Overhaul of Government Document Management System

Posted March. 02, 2005 22:48,   


The government’s document system, which has been managed by amateurs, will be reformed to meet the global standards.

Originally, the documentation process was initiated only after the task was completed. However, with the reform, government documents will be consistently managed throughout the entire “life cycle” of initial framing, management, use, preservation, and scrapping.

Such change is expected to boost transparency in government tasks, offer people easier access to monitor government policies, and allow in-depth research on government policies and history.

Three government agencies, “Committee for Document Management Innovation” (chaired by Ahn Byung-woo, professor of Hanshin University), a subcommittee of Presidential Committee on government innovation and Decentralization, “Task Force Team of Affairs and Record Innovation” (chaired by Jeong Sang-moon, presidential secretary of general affairs) of Cheong Wa Dae, and “Team of Government Document Innovation” (chaired by Park Chan-woo, president of NARS) of the Ministry of Government Administration and Home Affairs (MOGAHA), announced the “Outline of government document system innovation plan” and launched the project.

According to the Committee for Document Management Innovation on March 2, a “roadmap,” which includes detailed schedule and strategies for 22 document innovation tasks, will be announced by March 25, following the release of the outline.

The government plans to develop the new system by the first half of 2005. By 2007, the system will be applied to 711 government institutions, including the legislature, the judiciary, and local administration offices, after pilot implementation on the MOGAHA in the second half of 2005.

According to the plan, the new form of government documents will include every opinion of all participants in the policy making, from drafters, deciding officers, and to final deciding officers.

More information will be shared with the public and standards to decide the confidentiality of documents, which used to be different between ministries, will be unified.

To manage documentation more professionally, the government will hire “documentation experts,” who will be exclusively in charge of government document management, in the first half of this year and dispatch them to each ministry.

In line with such efforts, the “Committee for Document Management Innovation” decided to revise the document classification criterion, which has been implemented from this year, to meet international standards.
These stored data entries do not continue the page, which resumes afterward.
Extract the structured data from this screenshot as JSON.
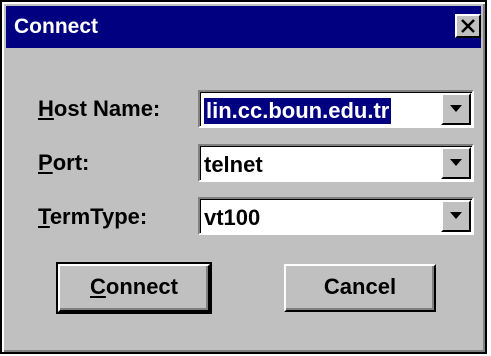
{
  "window": {
    "title": "Connect",
    "close_icon": "close-x-icon"
  },
  "fields": {
    "host": {
      "label_mnemonic": "H",
      "label_rest": "ost Name:",
      "value": "lin.cc.boun.edu.tr"
    },
    "port": {
      "label_mnemonic": "P",
      "label_rest": "ort:",
      "value": "telnet"
    },
    "termtype": {
      "label_mnemonic": "T",
      "label_rest": "ermType:",
      "value": "vt100"
    }
  },
  "buttons": {
    "connect": {
      "mnemonic": "C",
      "rest": "onnect"
    },
    "cancel": {
      "label": "Cancel"
    }
  },
  "colors": {
    "titlebar": "#000080",
    "face": "#c0c0c0",
    "selection": "#000080"
  }
}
Moreover, the committee will develop a new document form that allows consistent record management from task implementation stage so that core government institutions can use it.

Besides, in joint efforts with the National Archives and Records Service (NARS), the new “e-document system” for central administrative institutions, the “database system” for temporary custody of documents and the “special document management system” for permanent preservation and use of document will be linked to boost consistency in government documents.

Ahn, president of the “Committee for Document Management Innovation,” said, “Civil servants’ traditional reluctance to record administrative affairs has been a stumbling block to research on government policies and history as well as proper monitoring of the government. The reform in the document system will open the doors for in-depth studies and serve as a driving force to change documentation practices of government, businesses, and individuals.”